Tomorrow’s Cabinet meeting is therefore crucial in averting this educational crisis. I call on MCA, Gerakan, SUPP and PBS Minister to table a joint motion in tomorrow’s Cabinet meeting to transfer out non-Chinese educated teachers who had been promoted to Chinese primary schools to resolve the educational crisis.
The demand of the parents and Boards of Managements of Chinese primary schools is a fair, just, lawful and constitutional one – to preserve the status quo of the Chinese primary schools as had been the position in the last 26 years since the 1961 Education Act, with the character and identity intact.
The Barisan Nasional had itself made this pledge in the 1986 general elections manifesto, and the Cabinet would only to fulfilling and honouring its election promise if it decides tomorrow to transfer out the non-Chinese educated teachers from Chinese primary schools to national primary or secondly schools on promotion.

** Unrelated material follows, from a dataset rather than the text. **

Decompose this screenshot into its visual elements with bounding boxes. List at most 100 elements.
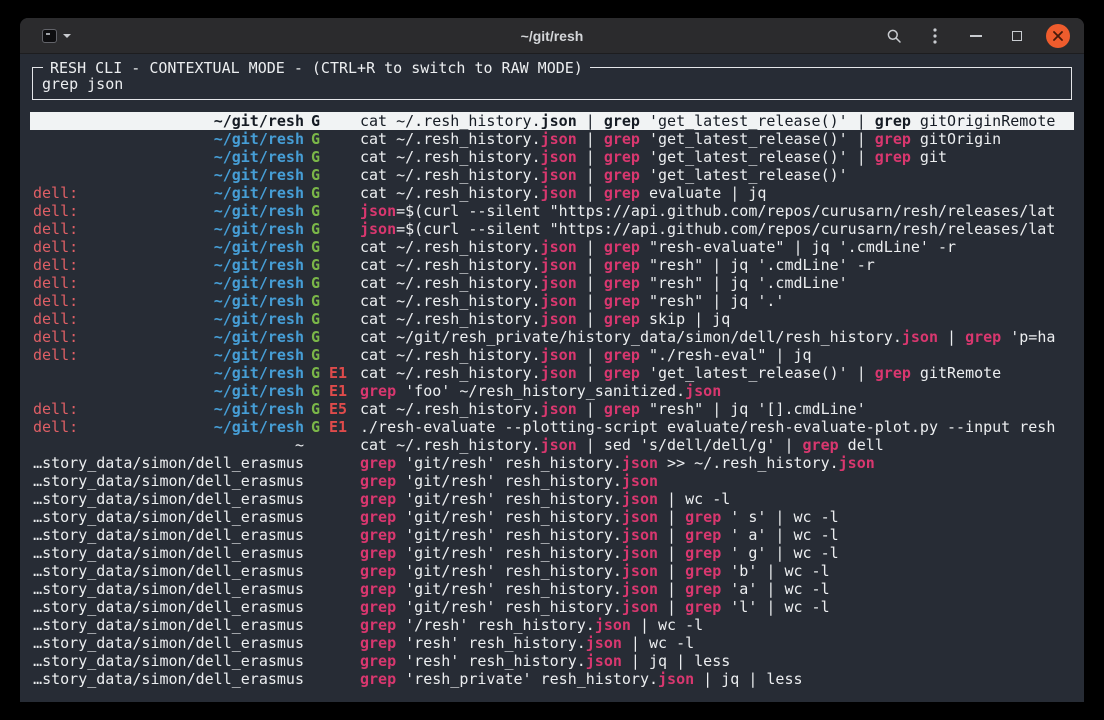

The Barisan Nasional Government must take immediate steps to avert the educational crisis, as MCA and Gerakan Ministers have openly agreed that the Education Ministry’s transfer and promotion exercise would affect the character of Chinese primary schools.
There is in fact 100% unanimity in the Chinese community and political parties with Malaysian Chinese membership that the transfer and promotion exercise threaten the character of Chinese primary schools, and the government must respect this view. Who else is the best judge on the issue of character of Chinese primary schools then the Chinese community and the political parties having Malaysian Chinese membership?
In the general elections, the Prime Minister, Datuk Seri Dr. Mahathir Mohamed, said that he would not listen to the DAP and Opposition however loud we shout, but would heed the whisper of MCA, Gerakan and other component parties of Barisan Nasional.
I do not know whether MCA and Gerakan had been “whispering” to the Prime Minister that the transfer and promotion of non-Chinese educated teachers to Chinese primary schools as assistant headmasters and senior assistants would endanger the character of Chinese primary schools, but they are now shouting loudly, at their own functions and also at the Tien Hou Temple mass protest meeting of Chinese organisations and political parties in Kuala Lumpur on Sunday. Even if the Prime Minister and the Cabinet does not want to hear the ‘shouts’ of DAP, how can they ignore the ‘shouts’ of MCA and Gerakan?
DAP MPs will be assigned to visit the affected Chinese primary schools during the three-day school boycott. I will start with the Masjid Tanah Chinese Primary School on Thursday morning, before visiting the other schools.